同期で最後の1人を目指す
疋田にとって24年後期は今後の競輪人生を左右するといっても過言ではない半年間だった。
「これを乗り越えたら、大好きな競輪がもっとやれる」。
2度の失格が原因とはいえ、今期はチャレンジに落ちた。もうあとがないという危機感から、6、7、8月は「命を削るくらい練習した」と話すが、思うような結果は残せなかった。8月函館では予選7着で2日目からシリーズを途中欠場。これが転機となった。
「そこからは疲れを取ることを考えようと思った。今は夏場の練習量の5分の1くらい。その分、集中して練習でも出し切れるようになったし、競走がすごく楽になった」
息子の力也(119期)の言葉にも気づきがあった。
「函館の後、力也に『お父さん、僕には力まずに乗れって言うのに、力み過ぎてるんじゃない?』って。力也にハンドル周りを見てもらったら、楽に乗れた。いい意味で肩の力が抜けた。そこからは僕としたら快進撃ですね。本当にいいタイミングだった」
続く8月岐阜は決勝に乗れなかったが、シリーズ2勝。9月福井は連勝で勝ち上がって決勝でも確定板に載った。やってきたことは無駄ではなかった。

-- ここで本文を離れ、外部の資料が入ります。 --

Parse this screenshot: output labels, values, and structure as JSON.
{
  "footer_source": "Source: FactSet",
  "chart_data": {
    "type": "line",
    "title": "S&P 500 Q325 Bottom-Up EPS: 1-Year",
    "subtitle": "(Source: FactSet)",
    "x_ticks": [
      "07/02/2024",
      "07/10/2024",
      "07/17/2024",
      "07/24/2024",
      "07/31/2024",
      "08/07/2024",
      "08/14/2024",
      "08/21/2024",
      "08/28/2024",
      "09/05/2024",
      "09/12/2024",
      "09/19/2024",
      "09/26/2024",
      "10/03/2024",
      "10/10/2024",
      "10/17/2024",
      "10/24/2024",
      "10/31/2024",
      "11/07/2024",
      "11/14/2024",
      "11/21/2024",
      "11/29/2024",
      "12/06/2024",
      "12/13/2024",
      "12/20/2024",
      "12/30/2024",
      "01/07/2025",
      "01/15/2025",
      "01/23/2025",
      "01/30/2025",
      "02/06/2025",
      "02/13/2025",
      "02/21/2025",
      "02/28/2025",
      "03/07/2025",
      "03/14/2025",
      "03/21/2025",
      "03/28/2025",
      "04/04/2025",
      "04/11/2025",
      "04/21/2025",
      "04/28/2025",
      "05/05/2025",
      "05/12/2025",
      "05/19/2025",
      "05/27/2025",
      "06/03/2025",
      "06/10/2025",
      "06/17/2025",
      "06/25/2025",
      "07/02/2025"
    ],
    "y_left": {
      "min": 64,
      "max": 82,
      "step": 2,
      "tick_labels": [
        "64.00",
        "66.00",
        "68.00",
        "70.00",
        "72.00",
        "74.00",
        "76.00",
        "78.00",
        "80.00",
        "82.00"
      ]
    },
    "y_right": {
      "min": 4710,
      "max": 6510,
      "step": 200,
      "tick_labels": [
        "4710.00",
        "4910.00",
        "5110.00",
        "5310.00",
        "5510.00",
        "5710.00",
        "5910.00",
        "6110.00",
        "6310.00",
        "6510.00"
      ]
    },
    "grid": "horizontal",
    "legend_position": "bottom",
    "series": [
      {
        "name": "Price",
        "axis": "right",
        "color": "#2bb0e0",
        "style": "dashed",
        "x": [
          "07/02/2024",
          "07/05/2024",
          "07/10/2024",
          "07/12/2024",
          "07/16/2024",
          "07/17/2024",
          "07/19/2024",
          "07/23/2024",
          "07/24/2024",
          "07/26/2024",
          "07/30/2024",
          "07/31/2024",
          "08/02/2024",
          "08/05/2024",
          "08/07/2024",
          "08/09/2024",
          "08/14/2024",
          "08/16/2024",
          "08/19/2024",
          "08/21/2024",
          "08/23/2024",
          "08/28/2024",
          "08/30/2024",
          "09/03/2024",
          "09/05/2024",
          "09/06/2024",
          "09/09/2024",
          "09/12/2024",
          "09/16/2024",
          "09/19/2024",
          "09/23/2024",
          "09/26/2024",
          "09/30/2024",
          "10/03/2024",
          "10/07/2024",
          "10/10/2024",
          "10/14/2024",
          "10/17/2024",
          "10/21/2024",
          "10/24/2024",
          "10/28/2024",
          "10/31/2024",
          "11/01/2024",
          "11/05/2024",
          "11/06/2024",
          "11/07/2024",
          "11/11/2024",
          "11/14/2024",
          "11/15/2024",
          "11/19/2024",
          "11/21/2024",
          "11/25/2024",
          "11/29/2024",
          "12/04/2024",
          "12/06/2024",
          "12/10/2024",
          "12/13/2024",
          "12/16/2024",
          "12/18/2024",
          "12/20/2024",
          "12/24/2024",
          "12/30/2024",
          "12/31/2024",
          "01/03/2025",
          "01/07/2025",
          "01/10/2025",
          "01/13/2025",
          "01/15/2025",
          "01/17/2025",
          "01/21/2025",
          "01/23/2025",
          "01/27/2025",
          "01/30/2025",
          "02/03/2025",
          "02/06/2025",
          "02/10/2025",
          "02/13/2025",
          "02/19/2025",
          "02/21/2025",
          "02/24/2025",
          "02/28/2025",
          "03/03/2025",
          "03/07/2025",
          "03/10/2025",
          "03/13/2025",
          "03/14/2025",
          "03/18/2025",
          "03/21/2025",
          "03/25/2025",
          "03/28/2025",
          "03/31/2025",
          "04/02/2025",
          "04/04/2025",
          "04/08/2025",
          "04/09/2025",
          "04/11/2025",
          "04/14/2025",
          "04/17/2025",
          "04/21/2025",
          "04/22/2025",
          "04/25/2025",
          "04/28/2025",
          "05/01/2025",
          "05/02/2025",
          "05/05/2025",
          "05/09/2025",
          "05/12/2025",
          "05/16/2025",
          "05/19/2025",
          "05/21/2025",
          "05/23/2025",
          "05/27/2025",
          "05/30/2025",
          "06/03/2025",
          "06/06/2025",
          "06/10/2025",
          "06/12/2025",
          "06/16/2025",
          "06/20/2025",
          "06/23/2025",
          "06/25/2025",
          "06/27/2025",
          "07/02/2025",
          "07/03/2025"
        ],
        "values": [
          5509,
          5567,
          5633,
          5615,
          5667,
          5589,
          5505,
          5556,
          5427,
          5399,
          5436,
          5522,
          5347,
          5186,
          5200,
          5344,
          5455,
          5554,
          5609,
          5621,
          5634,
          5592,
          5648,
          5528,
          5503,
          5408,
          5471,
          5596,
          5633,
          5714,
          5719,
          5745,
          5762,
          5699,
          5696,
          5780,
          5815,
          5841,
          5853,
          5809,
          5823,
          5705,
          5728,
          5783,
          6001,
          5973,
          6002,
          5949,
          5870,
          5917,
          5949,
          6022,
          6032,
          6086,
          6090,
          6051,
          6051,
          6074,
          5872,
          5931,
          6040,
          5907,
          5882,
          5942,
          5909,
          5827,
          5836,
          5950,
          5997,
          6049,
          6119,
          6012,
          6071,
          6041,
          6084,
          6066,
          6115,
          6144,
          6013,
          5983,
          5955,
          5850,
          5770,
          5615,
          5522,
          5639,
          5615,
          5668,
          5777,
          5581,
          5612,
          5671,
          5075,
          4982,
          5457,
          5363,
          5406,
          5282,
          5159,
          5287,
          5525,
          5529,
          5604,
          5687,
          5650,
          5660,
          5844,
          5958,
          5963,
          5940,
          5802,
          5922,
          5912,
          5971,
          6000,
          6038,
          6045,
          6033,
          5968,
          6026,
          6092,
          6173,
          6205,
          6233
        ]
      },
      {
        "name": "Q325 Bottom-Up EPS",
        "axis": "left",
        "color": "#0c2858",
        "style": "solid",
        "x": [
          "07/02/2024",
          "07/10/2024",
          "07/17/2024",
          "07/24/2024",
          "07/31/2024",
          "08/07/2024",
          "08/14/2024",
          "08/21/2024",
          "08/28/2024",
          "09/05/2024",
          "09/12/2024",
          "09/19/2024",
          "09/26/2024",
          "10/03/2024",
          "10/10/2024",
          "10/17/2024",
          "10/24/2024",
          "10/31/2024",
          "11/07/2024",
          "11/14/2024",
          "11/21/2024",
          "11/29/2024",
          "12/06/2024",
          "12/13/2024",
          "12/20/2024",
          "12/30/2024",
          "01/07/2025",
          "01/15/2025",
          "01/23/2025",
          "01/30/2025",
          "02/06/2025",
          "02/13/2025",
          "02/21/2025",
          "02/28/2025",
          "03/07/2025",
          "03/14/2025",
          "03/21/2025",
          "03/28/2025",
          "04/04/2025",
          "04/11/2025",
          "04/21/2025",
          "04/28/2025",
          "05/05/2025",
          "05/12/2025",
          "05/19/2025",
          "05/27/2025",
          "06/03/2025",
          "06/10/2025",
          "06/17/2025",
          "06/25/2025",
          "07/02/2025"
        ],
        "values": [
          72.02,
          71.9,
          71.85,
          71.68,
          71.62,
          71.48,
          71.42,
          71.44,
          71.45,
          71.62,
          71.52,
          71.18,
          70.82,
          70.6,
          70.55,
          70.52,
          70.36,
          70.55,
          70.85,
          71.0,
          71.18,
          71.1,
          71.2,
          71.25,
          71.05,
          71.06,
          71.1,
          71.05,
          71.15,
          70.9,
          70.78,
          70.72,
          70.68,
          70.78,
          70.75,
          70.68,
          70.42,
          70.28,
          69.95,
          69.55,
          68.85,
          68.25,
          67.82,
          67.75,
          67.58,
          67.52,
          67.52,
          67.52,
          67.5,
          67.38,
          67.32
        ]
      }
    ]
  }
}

「我慢の練習をしたし、苦しんだ分、いいものにしたい。今はいろいろ見えて楽しめているかな。慕ってくれる子もいるんでね。僕が頑張って成績を出せば。まだまだ必要とされる人間でいたい」
10月で57歳、残る同期も疋田を含め7人になってしまった。
「残っている中では僕が一番の劣等生。でも僕はコツコツやるタイプだから、そう簡単には崩れないですよ。競輪学校では1番になれなかったから、同期で現役最後の1人。そこを目指したい」
1月からはA級2班に戻る。疋田の競輪人生は、まだまだ続く。